Different identification methods make sense in different scenarios – a RFID tag in a cow’s ear, a bar code on a basket of tomatoes – and different methods can communicate the same standard of information. Manitoba plans to get on board with GS1 Canada, a global non-profit standards organization that is developing a Global Traceability Standard (GTS).
“GTS makes traceability systems possible on a global scale, for both small and large organizations, all along the supply chain, no matter what enabling technologies are used,” says Sarah Charuk, a spokesperson with GS1 Canada.
The organization has already developed a Produce Traceability Initiative that is sponsored by the Canadian Produce Marketing Association and other industry organizations.
Seattle-based Impinj Inc. is a RFID manufacturer that provides chips for produce tracking purposes. The chips prove an effective way to track food without disrupting already-established business processes, says Michael Manley, senior director of health and life sciences RFID at Impinj.
“You just need one good field boss that you can train with the RFID reader,” he says. “From that point, you have traceability all the way back to the piece of land that it was pulled from.”
Tags are placed on baskets containing produce that was just picked, Manley explains. Then before it is loaded on the truck it is scanned by the field boss with a RFID reader that is equipped with a GPS device. That way, its time and location are now associated with the unique code given by the RFID tag.
Those same bins are tracked for the time they spend on the truck, in a cooling unit, and all the way out into grocery stores. So if there’s a problem, they can trace it back to the source and shut down the affected lots until a solution is found.

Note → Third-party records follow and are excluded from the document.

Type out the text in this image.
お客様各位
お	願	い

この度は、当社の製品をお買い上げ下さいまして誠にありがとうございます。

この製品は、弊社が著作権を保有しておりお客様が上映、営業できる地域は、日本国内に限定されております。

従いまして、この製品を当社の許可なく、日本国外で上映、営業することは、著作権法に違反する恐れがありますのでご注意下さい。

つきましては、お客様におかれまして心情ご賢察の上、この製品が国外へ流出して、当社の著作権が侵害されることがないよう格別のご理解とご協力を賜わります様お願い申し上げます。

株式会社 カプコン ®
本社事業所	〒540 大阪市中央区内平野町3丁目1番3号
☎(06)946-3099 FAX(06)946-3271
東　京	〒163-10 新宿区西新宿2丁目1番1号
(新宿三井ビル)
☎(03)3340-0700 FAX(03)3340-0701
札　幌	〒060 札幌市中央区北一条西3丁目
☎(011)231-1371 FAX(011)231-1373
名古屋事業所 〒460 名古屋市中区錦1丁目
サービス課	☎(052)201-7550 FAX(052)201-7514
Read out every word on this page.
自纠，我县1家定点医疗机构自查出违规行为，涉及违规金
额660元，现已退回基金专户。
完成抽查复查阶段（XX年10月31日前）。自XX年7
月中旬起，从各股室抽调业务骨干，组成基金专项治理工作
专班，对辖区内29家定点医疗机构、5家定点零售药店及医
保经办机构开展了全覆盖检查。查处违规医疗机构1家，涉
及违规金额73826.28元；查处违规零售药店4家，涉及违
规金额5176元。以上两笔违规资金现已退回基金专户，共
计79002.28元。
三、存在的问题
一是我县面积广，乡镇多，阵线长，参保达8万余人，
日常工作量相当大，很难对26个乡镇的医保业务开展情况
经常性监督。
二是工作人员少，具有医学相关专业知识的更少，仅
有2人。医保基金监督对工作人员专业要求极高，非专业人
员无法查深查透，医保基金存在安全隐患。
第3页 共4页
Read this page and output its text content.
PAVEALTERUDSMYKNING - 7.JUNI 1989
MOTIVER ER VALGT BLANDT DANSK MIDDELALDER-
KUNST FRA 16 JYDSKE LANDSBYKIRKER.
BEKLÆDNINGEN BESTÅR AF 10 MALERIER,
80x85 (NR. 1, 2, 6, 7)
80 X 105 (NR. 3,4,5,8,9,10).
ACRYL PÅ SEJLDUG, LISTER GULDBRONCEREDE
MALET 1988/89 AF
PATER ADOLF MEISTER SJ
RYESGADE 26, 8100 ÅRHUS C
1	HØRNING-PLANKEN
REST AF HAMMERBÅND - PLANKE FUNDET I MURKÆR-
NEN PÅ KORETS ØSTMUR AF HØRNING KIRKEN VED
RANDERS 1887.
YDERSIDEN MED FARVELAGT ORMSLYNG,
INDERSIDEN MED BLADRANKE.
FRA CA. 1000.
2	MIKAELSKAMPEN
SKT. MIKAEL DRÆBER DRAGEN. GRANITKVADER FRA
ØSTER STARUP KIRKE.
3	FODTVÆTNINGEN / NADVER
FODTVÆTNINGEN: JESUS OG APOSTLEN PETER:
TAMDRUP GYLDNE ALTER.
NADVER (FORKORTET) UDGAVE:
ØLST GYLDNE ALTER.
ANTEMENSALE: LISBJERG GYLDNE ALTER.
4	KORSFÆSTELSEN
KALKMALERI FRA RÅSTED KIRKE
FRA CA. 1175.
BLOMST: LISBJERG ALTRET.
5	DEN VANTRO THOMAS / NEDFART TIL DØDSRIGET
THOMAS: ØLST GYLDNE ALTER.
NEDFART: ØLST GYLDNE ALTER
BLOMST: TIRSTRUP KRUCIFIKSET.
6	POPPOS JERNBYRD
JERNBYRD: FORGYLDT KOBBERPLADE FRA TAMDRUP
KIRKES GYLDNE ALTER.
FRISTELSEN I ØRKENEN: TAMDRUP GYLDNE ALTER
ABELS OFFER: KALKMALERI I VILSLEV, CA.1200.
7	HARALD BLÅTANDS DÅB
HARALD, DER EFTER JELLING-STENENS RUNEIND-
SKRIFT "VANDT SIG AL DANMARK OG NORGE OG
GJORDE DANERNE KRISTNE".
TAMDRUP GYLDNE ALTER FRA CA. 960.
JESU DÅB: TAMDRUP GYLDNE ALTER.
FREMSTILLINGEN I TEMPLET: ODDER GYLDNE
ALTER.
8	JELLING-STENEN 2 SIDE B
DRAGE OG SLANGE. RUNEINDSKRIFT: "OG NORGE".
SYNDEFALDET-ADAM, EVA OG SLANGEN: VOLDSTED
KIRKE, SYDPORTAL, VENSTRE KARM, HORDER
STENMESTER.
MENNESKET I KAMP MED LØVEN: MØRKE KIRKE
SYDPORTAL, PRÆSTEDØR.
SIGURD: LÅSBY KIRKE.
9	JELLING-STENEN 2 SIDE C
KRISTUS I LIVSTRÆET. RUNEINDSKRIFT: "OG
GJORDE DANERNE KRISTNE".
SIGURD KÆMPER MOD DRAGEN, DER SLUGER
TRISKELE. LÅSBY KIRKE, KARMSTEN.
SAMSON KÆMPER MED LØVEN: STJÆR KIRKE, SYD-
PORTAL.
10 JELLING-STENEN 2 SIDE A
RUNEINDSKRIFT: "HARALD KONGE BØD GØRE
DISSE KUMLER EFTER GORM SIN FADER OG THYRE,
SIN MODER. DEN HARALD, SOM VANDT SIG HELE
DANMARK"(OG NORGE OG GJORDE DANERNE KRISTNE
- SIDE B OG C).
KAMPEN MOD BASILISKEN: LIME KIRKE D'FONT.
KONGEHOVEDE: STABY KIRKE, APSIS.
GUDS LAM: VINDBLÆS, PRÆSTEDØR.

Food brands are becoming concerned about consumer’s perception of food safety and are pushing RFID tags as an effective tracking method, Manley says. But it’s still early days.
“It’s certainly not ubiquitous by any stretch,” he says. “It’s a very difficult supply chain because it’s so fragmented and there are so many small growers.”
Whatever the method chosen to track food products through the supply chain, in IBM’s view Manitoba – or Canada – doesn’t have the luxury of time to get a working system in place.
“We don’t think that Canada has long to get this done, because we are losing export marketers to some of our competitors,” Graham says. “There are people who think it has to happen in less than five years.”
If it doesn’t, problems will arise even before then. Starting Jan. 1 of 2010, the European Union will require that all cattle coming from Canada be age and source verified. It’s fallout from mad cow, and its catching the attention of both the federal and provincial governments.
Manitoba is working to have its system in place soon. But it’s hard to nail down a distinct timeline, Lees says. “It’ll be months to a year from now.”
Certain components are in place now, but the links between them have to be built, he adds.